Further, a key acquisition request is generated according to the management object information and is sent to the management object, and the biological identification and the equipment hardware information of the management object are acquired, wherein the biological identification and the equipment hardware information comprise an equipment mainboard number and an equipment hardware address; generating an object key by using preset biological identification information, encrypting equipment hardware information by using the key, and generating an equipment verification key; combining the data to be stored and the equipment verification key, encrypting by using the equipment verification key, and generating an encrypted storage document; the step of responding to the digitized file acquisition request specifically comprises the following steps: receiving a request and responding, acquiring hardware verification information and management object information of a request object, generating a corresponding object key based on the management object information, and encrypting the hardware verification information through the object key so as to generate an equipment verification key; and decrypting the encrypted and stored document by using the device verification key, wherein if the decryption fails, the device verification key indicates that the request object or the request device has errors, the device verification key and the data to be stored are generated if the decryption is successful, the device verification key is decrypted again by using the object key to acquire hardware verification information, the hardware verification information is compared and judged, the required digital file is provided for the request object if the verification passes, and the request is refused if the verification does not pass.

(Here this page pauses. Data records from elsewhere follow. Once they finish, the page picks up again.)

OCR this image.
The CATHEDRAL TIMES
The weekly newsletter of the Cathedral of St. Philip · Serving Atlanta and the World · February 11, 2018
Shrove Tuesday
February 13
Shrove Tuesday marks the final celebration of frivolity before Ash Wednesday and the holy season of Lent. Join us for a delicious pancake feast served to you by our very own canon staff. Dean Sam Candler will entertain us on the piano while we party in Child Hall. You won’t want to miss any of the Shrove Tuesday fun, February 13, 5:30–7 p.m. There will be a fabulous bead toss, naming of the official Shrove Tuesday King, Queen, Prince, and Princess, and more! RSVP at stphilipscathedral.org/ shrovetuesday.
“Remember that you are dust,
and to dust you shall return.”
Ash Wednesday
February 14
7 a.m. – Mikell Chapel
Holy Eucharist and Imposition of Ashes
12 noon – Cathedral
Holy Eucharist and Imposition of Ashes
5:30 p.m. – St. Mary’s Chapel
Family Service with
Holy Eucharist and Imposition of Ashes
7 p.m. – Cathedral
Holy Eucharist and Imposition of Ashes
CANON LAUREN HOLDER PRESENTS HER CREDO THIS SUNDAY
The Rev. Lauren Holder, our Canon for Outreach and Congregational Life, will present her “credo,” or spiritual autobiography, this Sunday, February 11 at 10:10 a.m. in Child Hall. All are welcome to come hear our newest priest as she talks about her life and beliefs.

Furthermore, the digital management system based on the enterprise files comprises an acquisition module, a processing module, a classification module and an archiving and sorting module; the system comprises an acquisition module, a storage module and a storage module, wherein the acquisition module is used for acquiring digitally managed enterprise files, and the enterprise files comprise text files, picture files, audio files and video files; the processing module is used for carrying out digital processing on the enterprise file to obtain a digital file of the enterprise file; the classification module is used for extracting keywords from the digitized file and classifying the digitized file, and comprises the steps of performing word segmentation on the text file to obtain a plurality of classification labels; and the archiving and arranging module is used for archiving and arranging according to the classification labels.

Further, embodiments of the present application provide a computer readable storage medium storing a program that when executed by a processor implements a method for digitally managing enterprise files.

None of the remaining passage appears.